My partners, Glenn White and David Dahl, were such good sales people, however, that we never really had to worry about taking a job that would not turn out well. Still, as an independent consultant - years later - I did turn down work when I felt that the effort would not yield good results.
One of these opportunities to say "no" was for a large Seattle bank that was building a trial implementation of a (then) new technology - SQL databases. I was to be the system analyst, taking the requirements written by another consultant and creating a high-level system design for the programmers. The customer group was the loan department, near the entrance to the building. I asked the hiring manager if I could ask the loan officers clarifying questions, since I wanted them (the real customers) to be satisfied with my design. I was clearly told that was not acceptable. I said "no" to that job.
In another situation I had built a billing system for our computer department. (We charged nearly everything by the hour so that our customers could give us feedback on performance.) I extended this system slightly so that it would handle the analytical laboratory and the construction shop, who then became my customers. We converted the lab from their old system and implemented a number of special improvements to our billing system at their request. But the requests never stopped, and they were usually accompanied by petty complaints.

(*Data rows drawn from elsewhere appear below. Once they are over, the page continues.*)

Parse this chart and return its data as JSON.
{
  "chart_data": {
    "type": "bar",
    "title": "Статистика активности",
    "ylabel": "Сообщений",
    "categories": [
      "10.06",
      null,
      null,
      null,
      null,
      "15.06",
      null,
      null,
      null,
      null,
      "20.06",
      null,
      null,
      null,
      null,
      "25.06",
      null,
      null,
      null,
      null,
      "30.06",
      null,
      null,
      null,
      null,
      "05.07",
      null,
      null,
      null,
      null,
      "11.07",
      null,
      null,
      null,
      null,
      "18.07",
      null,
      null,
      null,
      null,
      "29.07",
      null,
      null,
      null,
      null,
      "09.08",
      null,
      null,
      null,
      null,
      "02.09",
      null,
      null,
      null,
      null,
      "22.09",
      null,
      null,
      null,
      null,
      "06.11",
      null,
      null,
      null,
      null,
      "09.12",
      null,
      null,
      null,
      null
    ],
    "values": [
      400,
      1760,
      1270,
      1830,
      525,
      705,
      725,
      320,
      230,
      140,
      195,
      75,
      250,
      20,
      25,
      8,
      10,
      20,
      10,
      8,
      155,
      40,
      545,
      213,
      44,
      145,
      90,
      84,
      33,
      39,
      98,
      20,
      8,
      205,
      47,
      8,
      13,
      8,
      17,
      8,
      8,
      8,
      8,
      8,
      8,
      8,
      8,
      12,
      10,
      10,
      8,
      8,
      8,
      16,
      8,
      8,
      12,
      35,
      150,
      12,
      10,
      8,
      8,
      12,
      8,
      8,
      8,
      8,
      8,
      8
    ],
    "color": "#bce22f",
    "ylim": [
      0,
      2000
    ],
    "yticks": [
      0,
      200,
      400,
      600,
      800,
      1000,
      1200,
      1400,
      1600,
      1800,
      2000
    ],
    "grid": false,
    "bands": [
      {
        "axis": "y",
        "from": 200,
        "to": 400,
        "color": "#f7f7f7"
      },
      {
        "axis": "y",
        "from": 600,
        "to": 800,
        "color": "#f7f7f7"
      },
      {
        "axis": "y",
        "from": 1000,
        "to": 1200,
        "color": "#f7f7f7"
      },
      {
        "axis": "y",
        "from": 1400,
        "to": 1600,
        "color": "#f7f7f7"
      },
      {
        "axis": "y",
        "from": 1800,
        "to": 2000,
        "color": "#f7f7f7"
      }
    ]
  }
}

Finally I took the laboratory's customer representative aside and said "no", we would not honor her request, and would return all their money and restore them to their original software system. I was a bit fearful of the response from either (or both) the customer representative or the analytical department manager. But without hesitation she said "Please don't put us back on the old system. We like your system." I said, "Then please stop complaining about it." While I am far from the most tactful person in the world, she became and remained an excellent customer.
While running the PC Support group we were often asked to perform tasks for which we had no experience. In these cases we would try to find a competitor who had a good reputation in that area and refer the prospective customer to them. At times the competition was the other internal PC support group (operating out of corporate headquarters rather than our home base in the technology center). At other times it was a commercial computer sales and support business.
However, since we were operating 'as if we were a small business', our prices were comparable to those of the competition, so there was no material difference to the customer. The benefit to the customer was that the work was performed well, which, in the situations where we referred customers to the competition, we could not guarantee. And we developed an excellent reputation by saying "no" to work that we could not do well.
So, sometimes it is best just to say "No".